Eisele's medical union card was revoked only after his mysterious escape from Germany in 1958 became public and after it was brought to the attention of the Bavarian Justice Minister, Dr. Ankermuller.

By the time a warrant for Eisele's arrest was issued on 28 June 1958 based on incriminating "new" evidence received from a Herr Zommer, a former colleague from the Buchenwald days, the Doctor and his family were safely on board the SS Esperia which had set sail from Genoa for Alexandria the previous day.

A new beginning and identity was in store for the Eisele family in Egypt. But nevertheless their stay would be short and tumultuous dampened by the fear of being uncovered. 

Doctor Eisele's Egyptian sojourn ended in ostracism, malady, and finally in death, on 3 May 1967.

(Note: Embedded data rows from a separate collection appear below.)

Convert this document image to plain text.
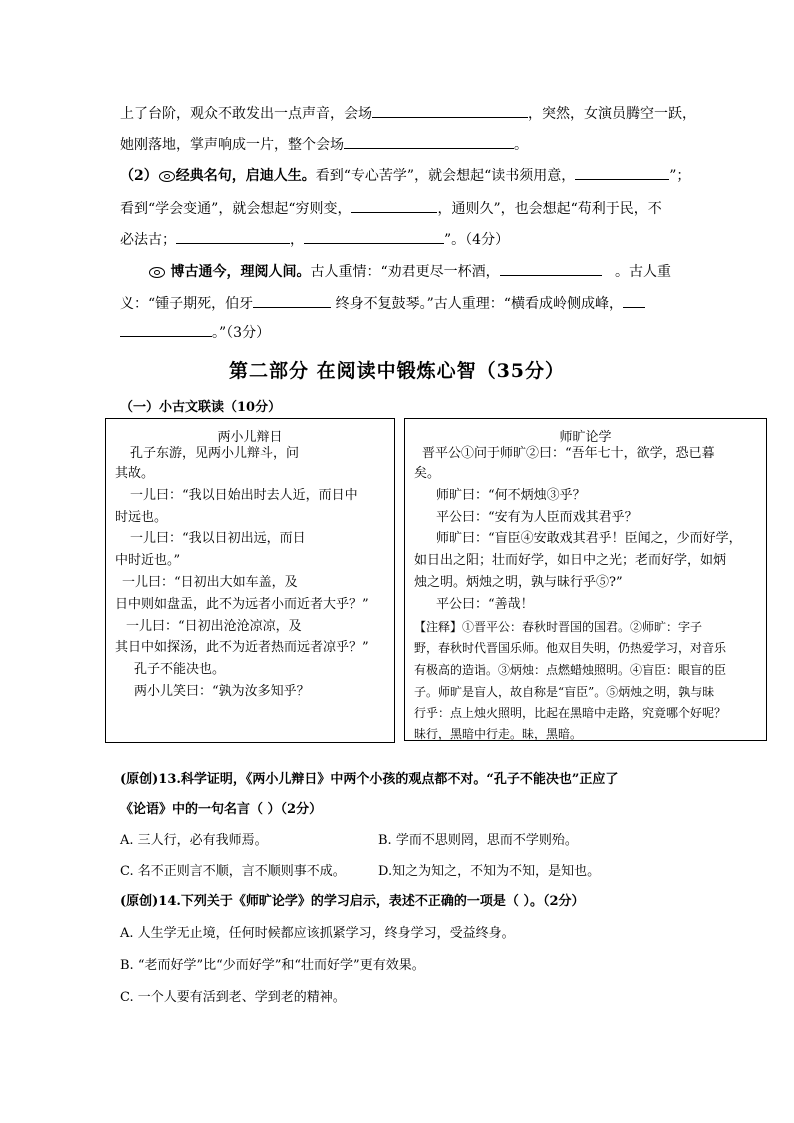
上了台阶，观众不敢发出一点声音，会场	，突然，女演员腾空一跃，
她刚落地，掌声响成一片，整个会场	。
（2） 经典名句，启迪人生。看到“专心苦学”，就会想起“读书须用意，	”；
看到“学会变通”，就会想起“穷则变，	，通则久”，也会想起“苟利于民，不
必法古；	，	”。（4分）
博古通今，理阅人间。古人重情：“劝君更尽一杯酒，	。古人重
义：“锺子期死，伯牙	终身不复鼓琴。”古人重理：“横看成岭侧成峰，
。”（3分）
第二部分 在阅读中锻炼心智（35分）
（一）小古文联读（10分）
两小儿辩日
孔子东游，见两小儿辩斗，问
其故。
一儿曰：“我以日始出时去人近，而日中
时远也。
一儿曰：“我以日初出远，而日
中时近也。”
一儿曰：“日初出大如车盖，及
日中则如盘盂，此不为远者小而近者大乎？”
一儿曰：“日初出沧沧凉凉，及
其日中如探汤，此不为近者热而远者凉乎？”
孔子不能决也。
两小儿笑曰：“孰为汝多知乎？
师旷论学
晋平公①问于师旷②曰：“吾年七十，欲学，恐已暮
矣。
师旷曰：“何不炳烛③乎？
平公曰：“安有为人臣而戏其君乎？
师旷曰：“盲臣④安敢戏其君乎！臣闻之，少而好学，
如日出之阳；壮而好学，如日中之光；老而好学，如炳
烛之明。炳烛之明，孰与昧行乎⑤?”
平公曰：“善哉！
【注释】①晋平公：春秋时晋国的国君。②师旷：字子
野，春秋时代晋国乐师。他双目失明，仍热爱学习，对音乐
有极高的造诣。③炳烛：点燃蜡烛照明。④盲臣：眼盲的臣
子。师旷是盲人，故自称是“盲臣”。⑤炳烛之明，孰与昧
行乎：点上烛火照明，比起在黑暗中走路，究竟哪个好呢？
昧行，黑暗中行走。昧，黑暗。
(原创)13.科学证明，《两小儿辩日》中两个小孩的观点都不对。“孔子不能决也”正应了
《论语》中的一句名言（ ）（2分）
A. 三人行，必有我师焉。	B. 学而不思则罔，思而不学则殆。
C. 名不正则言不顺，言不顺则事不成。 D.知之为知之，不知为不知，是知也。
(原创)14.下列关于《师旷论学》的学习启示，表述不正确的一项是（ ）。（2分）
A. 人生学无止境，任何时候都应该抓紧学习，终身学习，受益终身。
B. “老而好学”比“少而好学”和“壮而好学”更有效果。
C. 一个人要有活到老、学到老的精神。
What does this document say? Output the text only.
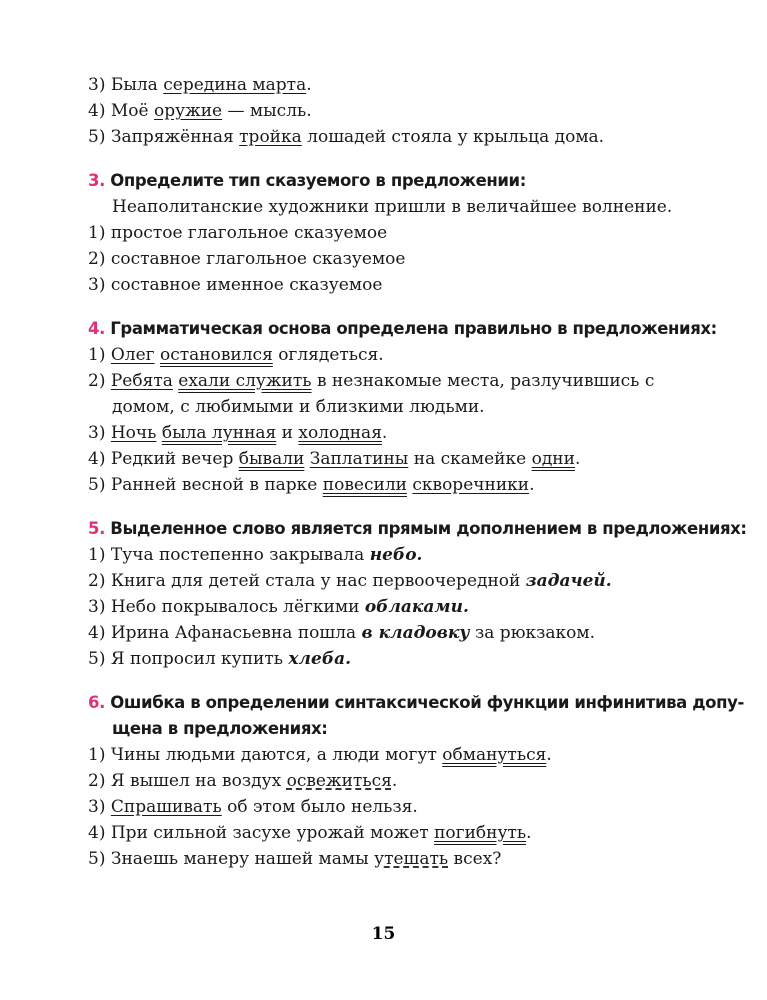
3) Была середина марта.
4) Моё оружие — мысль.
5) Запряжённая тройка лошадей стояла у крыльца дома.
3. Определите тип сказуемого в предложении:
Неаполитанские художники пришли в величайшее волнение.
1) простое глагольное сказуемое
2) составное глагольное сказуемое
3) составное именное сказуемое
4. Грамматическая основа определена правильно в предложениях:
1) Олег остановился оглядеться.
2) Ребята ехали служить в незнакомые места, разлучившись с
домом, с любимыми и близкими людьми.
3) Ночь была лунная и холодная.
4) Редкий вечер бывали Заплатины на скамейке одни.
5) Ранней весной в парке повесили скворечники.
5. Выделенное слово является прямым дополнением в предложениях:
1) Туча постепенно закрывала небо.
2) Книга для детей стала у нас первоочередной задачей.
3) Небо покрывалось лёгкими облаками.
4) Ирина Афанасьевна пошла в кладовку за рюкзаком.
5) Я попросил купить хлеба.
6. Ошибка в определении синтаксической функции инфинитива допу-
щена в предложениях:
1) Чины людьми даются, а люди могут обмануться.
2) Я вышел на воздух освежиться.
3) Спрашивать об этом было нельзя.
4) При сильной засухе урожай может погибнуть.
5) Знаешь манеру нашей мамы утешать всех?
15
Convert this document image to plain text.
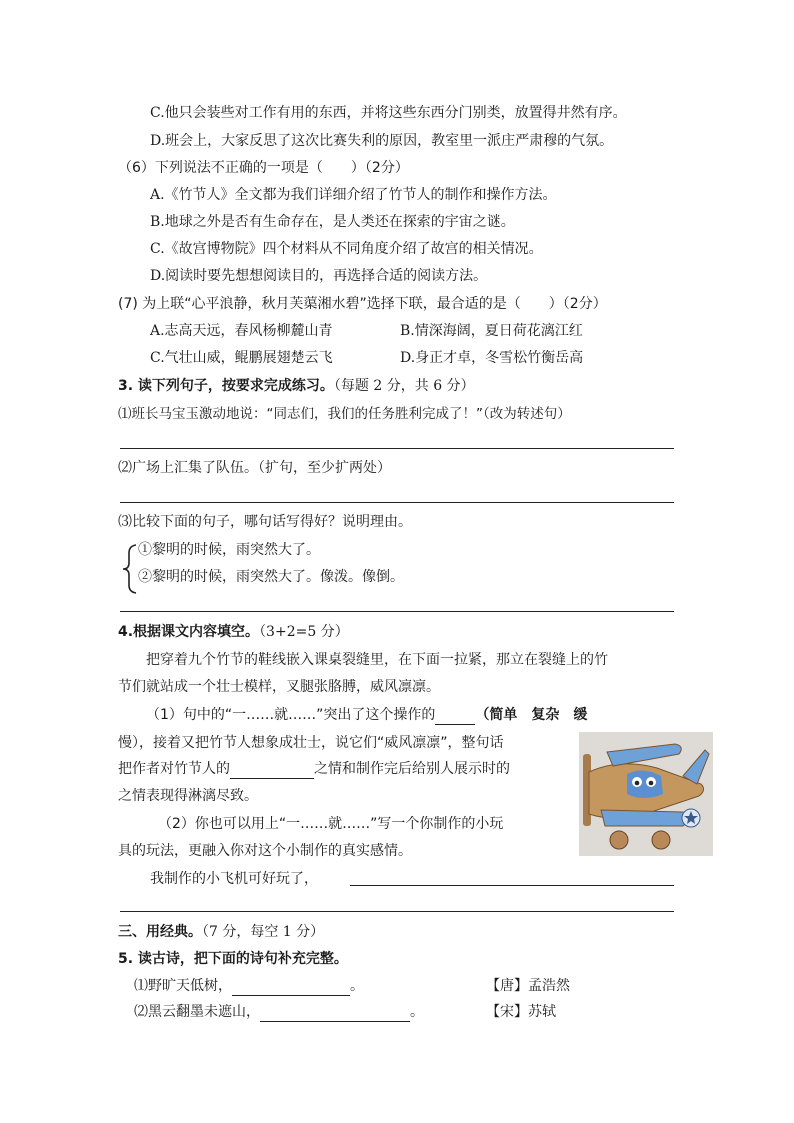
C.他只会装些对工作有用的东西，并将这些东西分门别类，放置得井然有序。
D.班会上，大家反思了这次比赛失利的原因，教室里一派庄严肃穆的气氛。
（6）下列说法不正确的一项是（　　）（2分）
A.《竹节人》全文都为我们详细介绍了竹节人的制作和操作方法。
B.地球之外是否有生命存在，是人类还在探索的宇宙之谜。
C.《故宫博物院》四个材料从不同角度介绍了故宫的相关情况。
D.阅读时要先想想阅读目的，再选择合适的阅读方法。
(7) 为上联“心平浪静，秋月芙蕖湘水碧”选择下联，最合适的是（　　）（2分）
A.志高天远，春风杨柳麓山青	B.情深海阔，夏日荷花漓江红
C.气壮山威，鲲鹏展翅楚云飞	D.身正才卓，冬雪松竹衡岳高
3. 读下列句子，按要求完成练习。（每题 2 分，共 6 分）
⑴班长马宝玉激动地说：“同志们，我们的任务胜利完成了！”（改为转述句）
⑵广场上汇集了队伍。（扩句，至少扩两处）
⑶比较下面的句子，哪句话写得好？说明理由。
①黎明的时候，雨突然大了。
②黎明的时候，雨突然大了。像泼。像倒。
4.根据课文内容填空。（3+2=5 分）
把穿着九个竹节的鞋线嵌入课桌裂缝里，在下面一拉紧，那立在裂缝上的竹
节们就站成一个壮士模样，叉腿张胳膊，威风凛凛。
（1）句中的“一……就……”突出了这个操作的	（简单　复杂　缓
慢），接着又把竹节人想象成壮士，说它们“威风凛凛”，整句话
把作者对竹节人的	之情和制作完后给别人展示时的
之情表现得淋漓尽致。
（2）你也可以用上“一……就……”写一个你制作的小玩
具的玩法，更融入你对这个小制作的真实感情。
我制作的小飞机可好玩了，
三、用经典。（7 分，每空 1 分）
5. 读古诗，把下面的诗句补充完整。
⑴野旷天低树，	。	【唐】孟浩然
⑵黑云翻墨未遮山，	。	【宋】苏轼
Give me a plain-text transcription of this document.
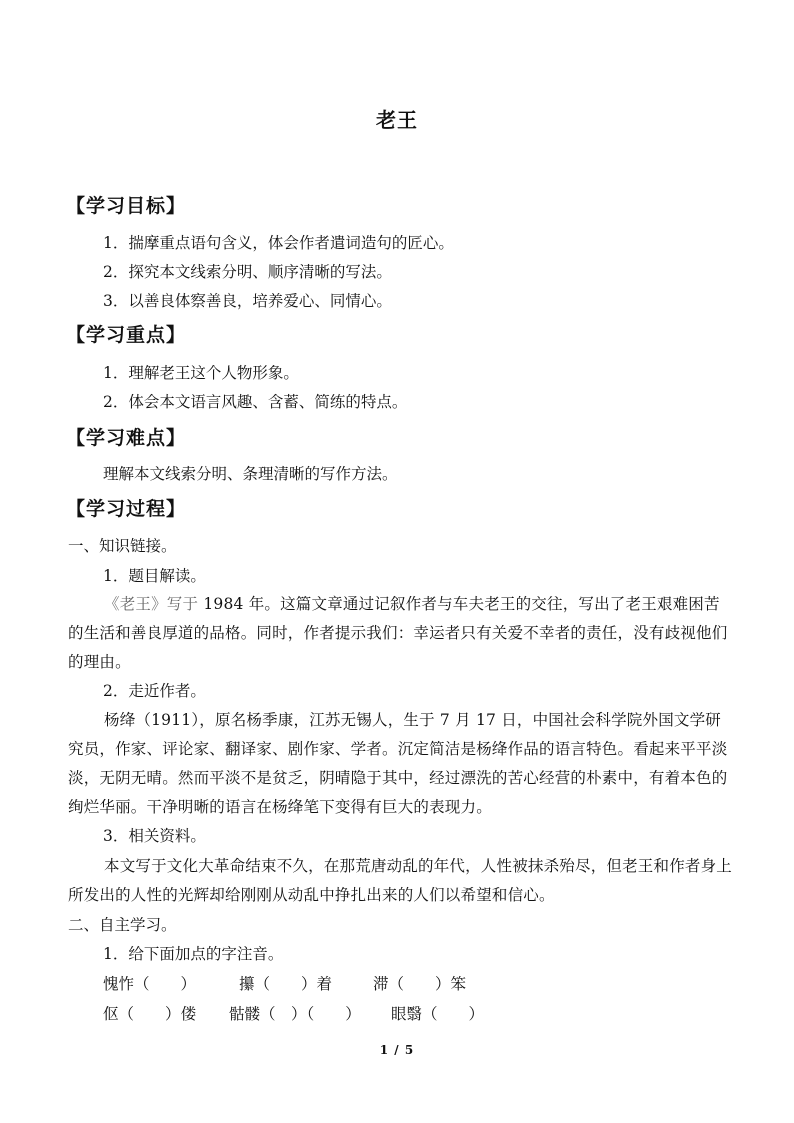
老王
【学习目标】
1．揣摩重点语句含义，体会作者遣词造句的匠心。
2．探究本文线索分明、顺序清晰的写法。
3．以善良体察善良，培养爱心、同情心。
【学习重点】
1．理解老王这个人物形象。
2．体会本文语言风趣、含蓄、简练的特点。
【学习难点】
理解本文线索分明、条理清晰的写作方法。
【学习过程】
一、知识链接。
1．题目解读。
《老王》写于 1984 年。这篇文章通过记叙作者与车夫老王的交往，写出了老王艰难困苦的生活和善良厚道的品格。同时，作者提示我们：幸运者只有关爱不幸者的责任，没有歧视他们的理由。
2．走近作者。
杨绛（1911），原名杨季康，江苏无锡人，生于 7 月 17 日，中国社会科学院外国文学研究员，作家、评论家、翻译家、剧作家、学者。沉定简洁是杨绛作品的语言特色。看起来平平淡淡，无阴无晴。然而平淡不是贫乏，阴晴隐于其中，经过漂洗的苦心经营的朴素中，有着本色的绚烂华丽。干净明晰的语言在杨绛笔下变得有巨大的表现力。
3．相关资料。
本文写于文化大革命结束不久，在那荒唐动乱的年代，人性被抹杀殆尽，但老王和作者身上所发出的人性的光辉却给刚刚从动乱中挣扎出来的人们以希望和信心。
二、自主学习。
1．给下面加点的字注音。
愧怍（　　）	攥（　　）着	滞（　　）笨
伛（　　）偻 骷髅（　）（　　） 眼翳（　　）
1 / 5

Eisele was buried at the German Cemetery in Old Cairo. The paradox here is that he shares the same plot with Doctor Theodor Maximilian Bilharz. While Doctor Bilharz's black granite plaque lists in Arabic and German his wonderful medical achievements, the short inscription on Doctor Eisele's rough tombstone reads simply "Dr. Med. Hans Eisele". Understandably, it makes no mention of any of his medical accomplishments.

Though only a few meters separate the two doctors' final resting places, the chasm between them will never be breached. Not in this world or any other.


From: Tom B. Atkinson [tomjax@bellsouth.net]
Date: November 7, 2006

My uncle has a painting by H Eisele that was painted by him when he was a prisoner at Landsberg and my uncle was the assistant commandant.

My uncle is still living and has interesting stories about him as well as the other inmates that he executed and wrote about in a Book, Captor Captive.